My Categories: Nostalgia, People, Storytelling, Spirituality, Writing, and Recaps

What’s my writing style?  Spumoni.

If I was smart, I would listen to the authors of “how to be a writer” and “how to have a popular website” books when they clearly tell me, “Find your niche and just focus on it alone.”  Then I could be like the fortunate clever-minded writers who all now have book deals simply because of the popularity of their WordPress websites:

http://stuffwhitepeoplelike.com/

http://stuffchristianslike.net/

http://1000awesomethings.com/

Here’s the problem though- I’m not attracting just one type of reader.  I’m luring in several different types of people who are both completely unrelated to each other and yet at other times couldn’t be more alike.  It sort of reminds me of the way that MSN’s home page (http://www.msn.com/) is set up.  Their main categories are news, entertainment, sports, money, and lifestyle.

By default, I have ended up emulating that concept, only mixing it up with my own alternative, off-beat main topics.  Instead of the mainstream-friendly Neapolitan (chocolate-strawberry-vanilla) topics, my twisted version is more like Spumoni (chocolate-pistachio-cherry). *Ironically, Spumoni came first (from Italy), but by the time it became popular in America, it evolved into Neapolitan.

I have come to the conclusion that there are ultimately six main categories I write about: nostalgia, people, storytelling, spirituality, writing, and recaps (of TV shows, mainly).  (“Uncategorized” is an additional generic title given to all my posts as well.)

Of course I struggled with making “Jewish references” and “humor” their own separate categories, but just like a few other “should I make these their own categories?” categories, certain topics aren’t simply things I write about; they’re a part of everything I write.  It would just simply be redundant; stating the obvious.

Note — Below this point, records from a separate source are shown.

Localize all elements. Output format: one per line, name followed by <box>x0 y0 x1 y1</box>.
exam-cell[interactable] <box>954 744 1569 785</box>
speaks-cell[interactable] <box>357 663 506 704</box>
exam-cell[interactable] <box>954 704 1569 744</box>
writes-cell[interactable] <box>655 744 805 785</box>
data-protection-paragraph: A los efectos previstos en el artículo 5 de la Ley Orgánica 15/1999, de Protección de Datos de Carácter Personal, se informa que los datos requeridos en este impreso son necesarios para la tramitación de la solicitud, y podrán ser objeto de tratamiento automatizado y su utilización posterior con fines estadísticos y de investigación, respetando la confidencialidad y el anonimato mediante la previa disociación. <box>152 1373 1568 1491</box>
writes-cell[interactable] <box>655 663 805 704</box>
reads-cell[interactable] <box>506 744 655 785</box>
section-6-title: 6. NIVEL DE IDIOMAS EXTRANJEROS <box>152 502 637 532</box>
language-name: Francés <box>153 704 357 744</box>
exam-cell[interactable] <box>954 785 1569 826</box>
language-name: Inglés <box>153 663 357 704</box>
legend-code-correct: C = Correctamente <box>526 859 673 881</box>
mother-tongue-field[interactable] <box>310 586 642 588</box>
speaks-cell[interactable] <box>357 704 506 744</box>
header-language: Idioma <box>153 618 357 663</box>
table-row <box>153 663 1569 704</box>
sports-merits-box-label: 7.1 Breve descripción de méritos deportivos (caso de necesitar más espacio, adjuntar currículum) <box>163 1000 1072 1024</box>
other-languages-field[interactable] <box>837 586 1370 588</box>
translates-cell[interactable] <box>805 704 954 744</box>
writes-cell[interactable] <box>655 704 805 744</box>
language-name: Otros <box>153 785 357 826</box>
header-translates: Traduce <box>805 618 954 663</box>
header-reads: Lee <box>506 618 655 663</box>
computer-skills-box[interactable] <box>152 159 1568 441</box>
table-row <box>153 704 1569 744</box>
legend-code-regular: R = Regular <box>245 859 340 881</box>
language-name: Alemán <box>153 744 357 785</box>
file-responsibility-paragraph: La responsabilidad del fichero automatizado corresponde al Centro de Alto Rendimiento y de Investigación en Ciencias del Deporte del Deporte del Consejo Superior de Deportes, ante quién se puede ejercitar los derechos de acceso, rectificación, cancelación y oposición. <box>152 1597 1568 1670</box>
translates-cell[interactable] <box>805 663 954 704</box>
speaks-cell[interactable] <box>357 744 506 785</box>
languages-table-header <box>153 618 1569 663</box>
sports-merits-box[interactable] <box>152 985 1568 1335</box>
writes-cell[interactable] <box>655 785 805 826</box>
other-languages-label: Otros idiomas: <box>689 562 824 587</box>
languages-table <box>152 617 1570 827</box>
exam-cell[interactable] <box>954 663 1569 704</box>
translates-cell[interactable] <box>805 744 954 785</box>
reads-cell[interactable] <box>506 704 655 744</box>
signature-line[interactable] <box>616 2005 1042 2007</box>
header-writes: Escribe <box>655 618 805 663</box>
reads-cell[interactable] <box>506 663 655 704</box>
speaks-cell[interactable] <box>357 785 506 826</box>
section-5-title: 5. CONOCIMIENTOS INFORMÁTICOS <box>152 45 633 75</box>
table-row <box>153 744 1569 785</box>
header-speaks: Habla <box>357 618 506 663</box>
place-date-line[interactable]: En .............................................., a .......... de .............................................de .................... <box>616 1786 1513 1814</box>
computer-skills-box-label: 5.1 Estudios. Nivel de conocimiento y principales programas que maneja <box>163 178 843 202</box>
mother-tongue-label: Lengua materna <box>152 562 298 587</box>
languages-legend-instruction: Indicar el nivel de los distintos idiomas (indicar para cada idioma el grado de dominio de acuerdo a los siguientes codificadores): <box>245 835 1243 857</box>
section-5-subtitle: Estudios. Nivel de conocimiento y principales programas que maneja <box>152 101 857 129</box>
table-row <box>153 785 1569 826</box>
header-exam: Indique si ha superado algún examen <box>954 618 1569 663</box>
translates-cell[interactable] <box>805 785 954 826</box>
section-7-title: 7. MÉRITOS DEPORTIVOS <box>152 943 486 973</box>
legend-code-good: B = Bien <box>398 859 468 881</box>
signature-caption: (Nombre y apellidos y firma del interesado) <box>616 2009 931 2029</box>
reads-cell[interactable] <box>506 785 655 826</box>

Being able to read through an entire one of my posts without coming across the words “Jew”, “Jews”, or “Jewish” somewhere in there is about as rare as biting all the way through a Chips Ahoy! chocolate chip cookie without eating a chocolate chip.  And I would hope that there is at least a little bit of irony that comes across as humorous in most of what I write as well.  I shouldn’ have to label it “funny”, otherwise I may be defeating the purpose.

So who am I attracting on a daily basis?

Fans of LOST, Dexter, The Bachelor, and/or The Bachelorette.  Jewish people.  Christians.  People who grew up in the 1980’s.  People concerned with healthy living.   People who found my website by searching one of those things and then saved my website in their “Favorites” and forwarded the link on to their friends.

In other words, my readers are as random as I am.  Random Spumoni.  Takes one to know one.  Welcome to the club.